Kommentar US-Geheimdienstbericht: Fatale Botschaft aus Iran
Der US-Geheimdienstbericht lässt Teheran triumphieren und stärkt damit die islamistische Willkürherrschaft.
D ie Welt kann aufatmen. Die Gefahr eines neuen Krieges im Nahen und Mittleren Osten ist - zumindest vorerst - gebannt. Auch wenn Bush seinen Standpunkt verteidigt, die Neokonservativen in Washington werden nach dem jüngsten Bericht der US-Geheimdienste einen Waffengang gegen den Iran kaum mehr rechtfertigen können. Das ist die gute Nachricht. Jetzt können ohne Vorbedingung Verhandlungen wieder aufgenommen werden, insbesondere direkte Verhandlungen zwischen Washington und Teheran.
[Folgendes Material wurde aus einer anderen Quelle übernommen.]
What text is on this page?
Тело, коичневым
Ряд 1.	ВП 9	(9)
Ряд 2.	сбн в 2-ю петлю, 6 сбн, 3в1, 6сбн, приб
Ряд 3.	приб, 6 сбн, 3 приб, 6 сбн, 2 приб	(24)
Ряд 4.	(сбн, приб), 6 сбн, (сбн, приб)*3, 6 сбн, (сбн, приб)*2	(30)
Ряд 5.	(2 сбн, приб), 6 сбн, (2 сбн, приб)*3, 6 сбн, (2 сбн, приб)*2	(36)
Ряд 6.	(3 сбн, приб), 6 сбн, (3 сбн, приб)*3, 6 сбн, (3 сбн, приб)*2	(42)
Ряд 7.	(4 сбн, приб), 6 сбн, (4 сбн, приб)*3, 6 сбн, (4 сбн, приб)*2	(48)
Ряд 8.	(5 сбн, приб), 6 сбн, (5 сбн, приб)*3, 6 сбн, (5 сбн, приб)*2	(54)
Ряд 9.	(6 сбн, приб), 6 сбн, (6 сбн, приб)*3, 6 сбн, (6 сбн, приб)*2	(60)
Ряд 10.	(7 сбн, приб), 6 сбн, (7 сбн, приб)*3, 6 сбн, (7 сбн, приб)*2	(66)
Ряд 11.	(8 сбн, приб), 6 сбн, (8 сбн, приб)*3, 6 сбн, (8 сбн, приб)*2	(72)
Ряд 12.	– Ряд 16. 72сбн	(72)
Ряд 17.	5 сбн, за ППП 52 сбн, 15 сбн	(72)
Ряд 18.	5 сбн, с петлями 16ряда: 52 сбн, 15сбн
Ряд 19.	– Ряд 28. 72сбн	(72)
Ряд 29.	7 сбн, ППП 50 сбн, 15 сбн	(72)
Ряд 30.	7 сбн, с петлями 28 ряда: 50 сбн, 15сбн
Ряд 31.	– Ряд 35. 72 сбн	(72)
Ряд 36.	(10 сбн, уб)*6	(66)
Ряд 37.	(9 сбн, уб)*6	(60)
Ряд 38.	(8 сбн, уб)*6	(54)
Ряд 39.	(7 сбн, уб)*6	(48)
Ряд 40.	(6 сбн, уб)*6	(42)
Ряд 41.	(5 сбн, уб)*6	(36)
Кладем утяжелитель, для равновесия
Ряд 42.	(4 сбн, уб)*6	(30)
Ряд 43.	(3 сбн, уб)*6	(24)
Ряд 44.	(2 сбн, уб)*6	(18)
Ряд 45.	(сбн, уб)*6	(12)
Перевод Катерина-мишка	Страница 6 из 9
Auch schon bisher war es nicht nachvollziehbar, warum die USA mit dem Iran über die Lage im Irak direkte Gespräche führen können, nicht aber über andere Themen wie das Atomprogramm oder über Afghanistan.
Die schlechte Nachricht ist, dass nun die Radikalislamisten im Iran, allen voran Präsident Mahmud Ahmadinedschad, versuchen werden, die Niederlage Washingtons als Bestätigung für ihren unnachgiebigen Kurs zu verkaufen. Staatliche Medien im Iran äußern bereits triumphale Gefühle, der Supermacht USA einen harten Schlag versetzt zu haben. Selbstverständlich verschweigen die Radikalen, dass ihnen dieser Triumph von US-Geheimdiensten beschert wurde und dass die Einstellung des Atomprogramms laut dem Bericht der Geheimdienste im Jahr 2003 erfolgte. Damals waren nicht sie, sondern die Reformer unter Präsident Mohammed Chatami an der Regierung. Der Erfolg ist also nicht der radikalen Politik Ahmadinedschads, sondern der Kompromissbereitschaft Chatamis zuzuschreiben. Aber darüber wird geschwiegen. Fest steht jedenfalls, dass das islamische Regime aus dem langjährigen Atomkonflikt gestärkt hervorgegangen ist.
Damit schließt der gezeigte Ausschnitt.